Space agencies in Europe and Russia have sadly announced that their next mission to the surface of Mars with a rover will be delayed by two years, from 2018 to 2020. The rover is to be part of a two-pronged ExoMars mission by the European Space Agency and Roscosmos. The first stage has already been successfully launched into space. That mission is actually made up of two robotic probes — the Trace Gas Orbiter (TGO) and the Schiaparelli entry, descent and landing demonstrator. The second launch, however, is destined to put a full-size rover on the surface of the Red Planet, capable of drilling 2m down into the Martian crust.
The BBC reports, however, that both Russian and European engineers have struggled to keep to the project's schedule. Sadly, missing the 2018 launch date requires waiting for the next instance of favourable planetary alignment, which means waiting for 26 months.

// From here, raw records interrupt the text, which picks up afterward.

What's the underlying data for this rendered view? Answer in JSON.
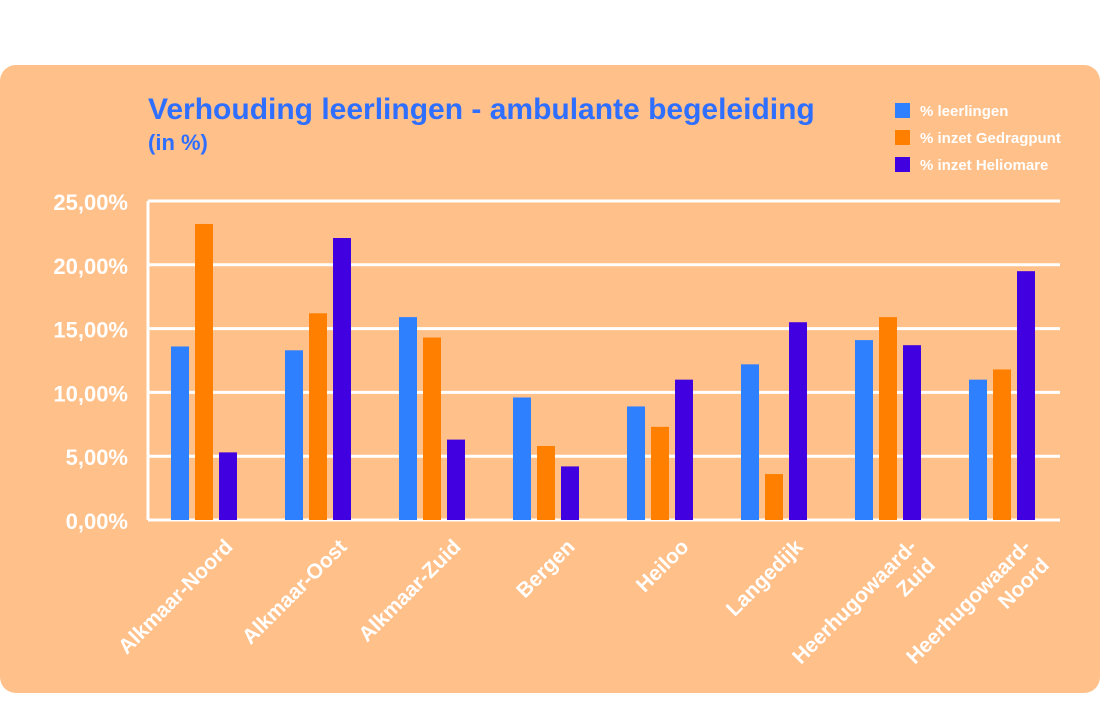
{
  "chart_data": {
    "type": "bar",
    "title": "Verhouding leerlingen - ambulante begeleiding",
    "subtitle": "(in %)",
    "categories": [
      "Alkmaar-Noord",
      "Alkmaar-Oost",
      "Alkmaar-Zuid",
      "Bergen",
      "Heiloo",
      "Langedijk",
      "Heerhugowaard-\nZuid",
      "Heerhugowaard-\nNoord"
    ],
    "series": [
      {
        "name": "% leerlingen",
        "color": "#2F80FF",
        "values": [
          13.6,
          13.3,
          15.9,
          9.6,
          8.9,
          12.2,
          14.1,
          11.0
        ]
      },
      {
        "name": "% inzet Gedragpunt",
        "color": "#FF8000",
        "values": [
          23.2,
          16.2,
          14.3,
          5.8,
          7.3,
          3.6,
          15.9,
          11.8
        ]
      },
      {
        "name": "% inzet Heliomare",
        "color": "#4000E0",
        "values": [
          5.3,
          22.1,
          6.3,
          4.2,
          11.0,
          15.5,
          13.7,
          19.5
        ]
      }
    ],
    "yticks": [
      "0,00%",
      "5,00%",
      "10,00%",
      "15,00%",
      "20,00%",
      "25,00%"
    ],
    "ylim": [
      0,
      25
    ],
    "grid": true,
    "legend": "top-right",
    "colors": {
      "background": "#FFC08A",
      "title": "#2F6FFF",
      "text": "#ffffff",
      "grid": "#ffffff"
    }
  }
}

Rolf de Groot, head of ESA's Robotic Exploration Coordination Office, explained to the BBC:
What we have been doing lately is seeing if we could shorten the assembly, integration and testing (AIT) phase to something that would be acceptable from a risk point of view, but still make the 2018 launch.
Very recently, we have concluded that this is not possible without adding a large amount of additional risk to an already risky mission. So, we decided the only responsible thing to do was move to the 2020 launch date.
The project has seen many setbacks since its approval in 2005. What started as a modest demonstration mission became a full-blown exploration of Mars, which introduced its own delays. Since, it's struggled for money, too, with both NASA and Roscosmos helping out at various stages of the project.
Hopefully the 2020 launch will go ahead.